Ich bin mal aus einer psychotherapeutischen Klinik mit einer kompletten Fehldiagnose entlassen worden von der ich vermute dass es die Diagnose meiner vorzeitig rausgeworfenen Zimmergenossen gewesen ist.

Das war "emotional instabile Persönlichkeitsstörung Typ impulsiv". Ich bin aber nicht impulsiv, auch nicht wenn provoziert, ich werde höchstens recht zynisch aber ansonsten wenn mich was richtig triggert bin ich der Typ still einfrieren, dissoziieren.
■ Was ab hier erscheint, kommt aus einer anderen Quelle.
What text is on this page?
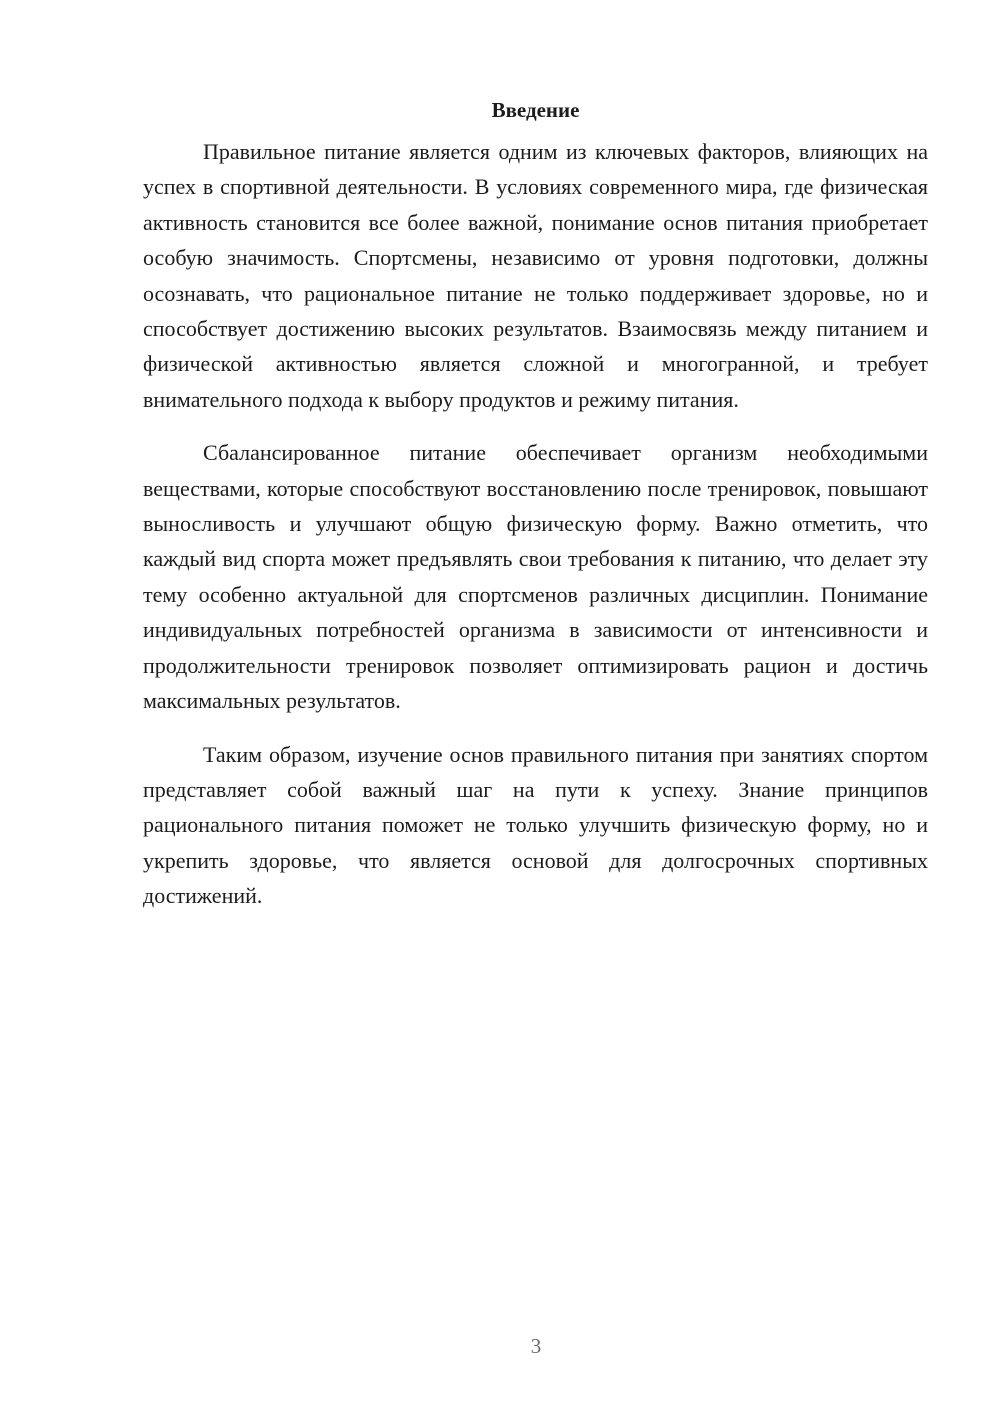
Введение

Правильное питание является одним из ключевых факторов, влияющих на успех в спортивной деятельности. В условиях современного мира, где физическая активность становится все более важной, понимание основ питания приобретает особую значимость. Спортсмены, независимо от уровня подготовки, должны осознавать, что рациональное питание не только поддерживает здоровье, но и способствует достижению высоких результатов. Взаимосвязь между питанием и физической активностью является сложной и многогранной, и требует внимательного подхода к выбору продуктов и режиму питания.

Сбалансированное питание обеспечивает организм необходимыми веществами, которые способствуют восстановлению после тренировок, повышают выносливость и улучшают общую физическую форму. Важно отметить, что каждый вид спорта может предъявлять свои требования к питанию, что делает эту тему особенно актуальной для спортсменов различных дисциплин. Понимание индивидуальных потребностей организма в зависимости от интенсивности и продолжительности тренировок позволяет оптимизировать рацион и достичь максимальных результатов.

Таким образом, изучение основ правильного питания при занятиях спортом представляет собой важный шаг на пути к успеху. Знание принципов рационального питания поможет не только улучшить физическую форму, но и укрепить здоровье, что является основой для долгосрочных спортивных достижений.

3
Aber die Zimmergenossin ist rausgeflogen wegen Ausrasten. Als ich sie um 10 Uhr abends gebeten habe aufzuhören am Handy zu telefonieren und SMS zu schreiben, was sie den ganzen Abend ständig getan hat, mit den Worten, ein Doppelzimmer ist keine Telefonzelle, sie soll wenn sie am Abend länger telefonieren will auf die Terrasse gehen, ist sie so ausgeflippt dass sie Handy udn Ladegerät durch an die Wand knallen zerstört hat, und dann unter wüsten Kraftausdrücken über die Station getobt ist. Mir war die ganze Situation extrem unangenehm, ich bin dabei aber weder laut oder unhöflich geworden.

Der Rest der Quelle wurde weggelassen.